Well, there is an update. New York City has had enough of the rubber room leeches and is now going to do whatever it takes to fire them, as well.
Unfortunately, we know that Kentucky has teacher problems, as well. With over 40,000 teachers in the state, it’s inevitable that a small number really don’t belong there. However, under the umbrella of an overly protectionist teachers’ union and the laws that union has been able to get passed, anything like the Indianapolis and New York City programs is unheard of in Kentucky.
In fact, House Bill 176, currently under debate, reinforces not only the teacher protectionism in existing laws but even the impact of local union contracts on individual school districts.
Sadly, there is a real downside to this even for Kentucky’s teachers.
Too often, the teacher evaluation process has become mostly a rubber stamp operation because nothing generally happens even if frank evaluations are conducted. This lack of candor deprives our teachers of important feedback that they might need to improve. So, teachers don’t get help as problems spiral out of control. That does a disservice to teachers and their students, too.
I do want to be clear on one point. I’d much rather see a weak teacher get help, improve and return to more effective teaching. A teacher willing to undergo more training to improve demonstrates a highly desirable attitude towards improvement, an attitude that should never be ignored. I am also not naive enough to ignore the fact that in any employer-employee situation there can be vendettas, so some teacher protections are certainly warranted.
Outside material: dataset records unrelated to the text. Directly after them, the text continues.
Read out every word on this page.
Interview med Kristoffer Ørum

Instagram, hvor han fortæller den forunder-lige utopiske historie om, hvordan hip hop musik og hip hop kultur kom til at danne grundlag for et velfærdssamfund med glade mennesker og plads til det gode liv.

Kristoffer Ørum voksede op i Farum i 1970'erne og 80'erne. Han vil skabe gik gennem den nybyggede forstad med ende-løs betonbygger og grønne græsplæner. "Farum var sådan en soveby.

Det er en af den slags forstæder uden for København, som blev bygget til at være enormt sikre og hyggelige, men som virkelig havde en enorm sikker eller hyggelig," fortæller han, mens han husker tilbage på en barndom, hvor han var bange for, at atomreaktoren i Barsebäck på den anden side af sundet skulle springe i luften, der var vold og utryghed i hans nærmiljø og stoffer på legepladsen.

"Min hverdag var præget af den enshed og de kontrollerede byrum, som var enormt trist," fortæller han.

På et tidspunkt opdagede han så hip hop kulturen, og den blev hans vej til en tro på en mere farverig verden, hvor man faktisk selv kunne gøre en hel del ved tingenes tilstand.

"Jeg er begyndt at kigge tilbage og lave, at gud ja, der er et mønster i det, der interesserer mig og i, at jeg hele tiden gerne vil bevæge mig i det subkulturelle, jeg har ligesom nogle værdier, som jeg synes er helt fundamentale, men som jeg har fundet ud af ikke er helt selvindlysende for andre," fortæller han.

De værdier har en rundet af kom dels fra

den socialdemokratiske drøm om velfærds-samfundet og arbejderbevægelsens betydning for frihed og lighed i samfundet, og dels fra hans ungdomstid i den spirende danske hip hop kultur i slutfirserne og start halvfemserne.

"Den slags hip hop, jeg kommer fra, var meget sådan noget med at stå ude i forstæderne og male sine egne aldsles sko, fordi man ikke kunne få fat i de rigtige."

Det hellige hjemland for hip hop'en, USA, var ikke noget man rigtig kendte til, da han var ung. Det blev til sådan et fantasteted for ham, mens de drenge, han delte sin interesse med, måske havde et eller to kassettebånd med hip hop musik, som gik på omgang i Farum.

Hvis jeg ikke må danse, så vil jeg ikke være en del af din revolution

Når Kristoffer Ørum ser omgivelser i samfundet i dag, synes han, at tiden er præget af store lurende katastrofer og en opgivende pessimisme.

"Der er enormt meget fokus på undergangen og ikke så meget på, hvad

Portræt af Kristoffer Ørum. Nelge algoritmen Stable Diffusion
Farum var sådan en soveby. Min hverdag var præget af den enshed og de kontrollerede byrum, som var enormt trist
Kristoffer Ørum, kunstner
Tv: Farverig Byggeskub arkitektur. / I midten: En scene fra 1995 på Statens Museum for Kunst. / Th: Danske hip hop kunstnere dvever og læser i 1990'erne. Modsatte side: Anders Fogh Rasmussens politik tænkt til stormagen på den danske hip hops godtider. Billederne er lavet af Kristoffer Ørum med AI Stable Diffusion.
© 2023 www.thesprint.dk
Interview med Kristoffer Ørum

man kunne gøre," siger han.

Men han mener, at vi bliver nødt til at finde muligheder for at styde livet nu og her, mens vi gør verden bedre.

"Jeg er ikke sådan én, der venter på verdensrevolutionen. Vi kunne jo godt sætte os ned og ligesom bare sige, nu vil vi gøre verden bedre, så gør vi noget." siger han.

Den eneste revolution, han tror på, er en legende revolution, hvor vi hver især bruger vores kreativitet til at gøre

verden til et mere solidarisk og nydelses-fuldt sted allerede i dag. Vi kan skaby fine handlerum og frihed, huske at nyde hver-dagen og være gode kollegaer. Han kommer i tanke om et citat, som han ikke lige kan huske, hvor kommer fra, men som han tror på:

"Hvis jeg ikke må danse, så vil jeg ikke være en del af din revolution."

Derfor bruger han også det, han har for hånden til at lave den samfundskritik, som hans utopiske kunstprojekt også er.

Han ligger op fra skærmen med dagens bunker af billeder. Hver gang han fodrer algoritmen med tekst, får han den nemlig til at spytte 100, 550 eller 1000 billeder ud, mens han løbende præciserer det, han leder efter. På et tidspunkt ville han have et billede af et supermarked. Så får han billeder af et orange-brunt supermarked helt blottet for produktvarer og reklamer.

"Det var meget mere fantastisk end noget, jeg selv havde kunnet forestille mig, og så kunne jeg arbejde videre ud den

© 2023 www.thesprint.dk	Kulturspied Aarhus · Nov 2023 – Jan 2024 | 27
However, the reality is that while Indianapolis is taking action, right now, to protect students from very seriously under-performing teachers, not one teacher in Kentucky has ever lost certification because of basic inability, or unwillingness, to teach. And, about the only way teachers get routinely and quickly removed from student contact in Kentucky is for flagrant violation of criminal statutes.
We don’t help our students, and we really don’t help our teachers, either, with our overly protectionist policies in Kentucky.